Ölümden korkmuyordu onun için ölüm ayrılık değil kavuşmaktı.Asi ve hırçın gönlü kafa tututtu dünyaya yanına yandaş,yoldaş aramadı,biliyordu kızıl bir sevdanın birgün kapısını çalacağini.Biliyordu sol omuzuna birgün meleğin konucağini,Biliyordu onunla yeni bir hayata başlayacağini.Biliyordu birgün yarı yolda kalacağini,her gece rüyasında bile arıyordu korkuyordu çünki kaybetmekten.

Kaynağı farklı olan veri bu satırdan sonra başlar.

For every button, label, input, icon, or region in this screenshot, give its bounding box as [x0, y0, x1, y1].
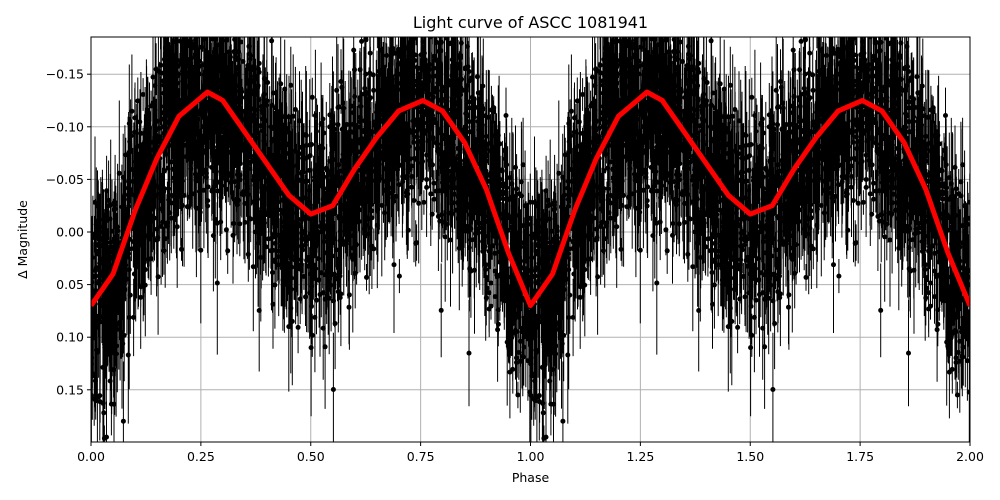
x-tick-label: 0.25	[187, 449, 215, 464]
y-tick-label: −0.10	[46, 119, 84, 134]
y-tick-label: −0.05	[46, 172, 84, 187]
x-tick-label: 0.50	[297, 449, 325, 464]
chart-title: Light curve of ASCC 1081941	[412, 13, 649, 32]
x-tick-label: 0.75	[407, 449, 435, 464]
y-axis-label: Δ Magnitude	[15, 200, 30, 279]
y-tick-label: −0.15	[46, 67, 84, 82]
x-tick-label: 1.00	[517, 449, 545, 464]
x-tick-label: 1.75	[846, 449, 874, 464]
x-tick-label: 0.00	[77, 449, 105, 464]
y-tick-label: 0.05	[56, 277, 84, 292]
x-tick-label: 1.50	[736, 449, 764, 464]
model-curve	[91, 89, 970, 309]
x-tick-label: 1.25	[626, 449, 654, 464]
y-axis: −0.15 −0.10 −0.05 0.00 0.05 0.10 0.15 Δ Magnitu…	[15, 67, 91, 397]
x-tick-label: 2.00	[956, 449, 984, 464]
x-axis-label: Phase	[512, 470, 550, 485]
y-tick-label: 0.15	[56, 382, 84, 397]
y-tick-label: 0.00	[56, 225, 84, 240]
observation-points	[91, 37, 970, 442]
x-axis: 0.00 0.25 0.50 0.75 1.00 1.25 1.50 1.75 2.00 Phas…	[77, 442, 984, 485]
y-tick-label: 0.10	[56, 330, 84, 345]
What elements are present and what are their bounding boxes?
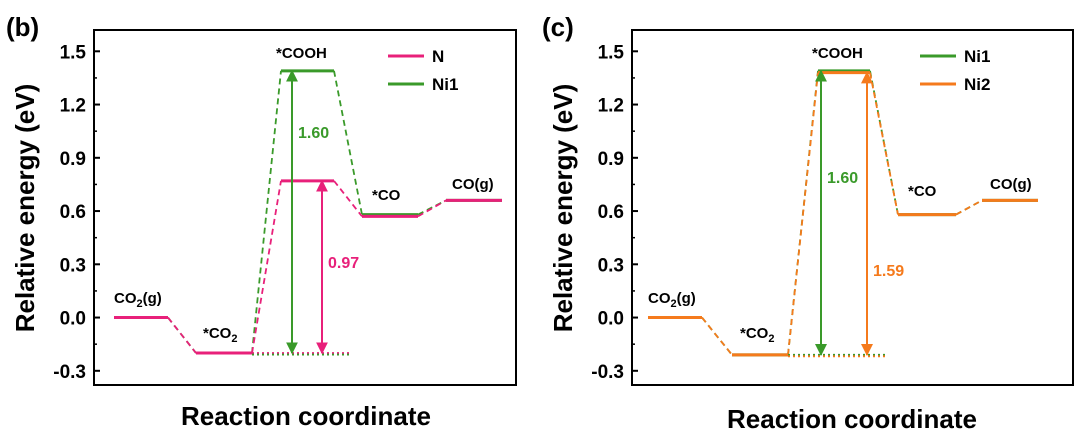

Olsun dedi'' bıraksın yarı yolda ben aşkıma sahip çıkarım sonuna kadar.ölünceye kadar taşırım şerefle.Karşılık beklemeyecek tek amacım sevmek olacak.Sevilmemişim ne farkeder.''
Ayıplanmaktan korkmadı hiç sevgisini gurur madalyası olarak taşıdı hep göğsünde.Kim ne derse desin sevmişti bir kere.Sevgisi için kör kuyulara atılmaktan korkmadı hiç .Karanlıklar sırdaşıydı aşkının şahidiydi.Biliyordu birgün vuslatın olmayacağini.İsyanlıydı duruşu,gözleri bulutlu.Önceleri mesafe önemli değildi gönüller bir olunca ne önemi vardı?
Gönül gözüyle görüp, gönül gözüyle konutuktan sonra yoktu önemi uzakta olmanın.Böyle diyordu kendine verdiği tesellilerde.Bilinmezmi gönlü kainat bile kuşatamaz dar gelir.
Seslendi uzaktan çok uzaktan;Göz hakkım,ahiretimin helali,gözümün nuru,gönül diliyle konuşamam diyorsan talip olma gönlüme.mevlana değilsen yada şems değilsen peşine düşmeyeceksin aşkın.Zordur mevlanayı taşımak yürek ister öyle büyük yüreklileri taşımak.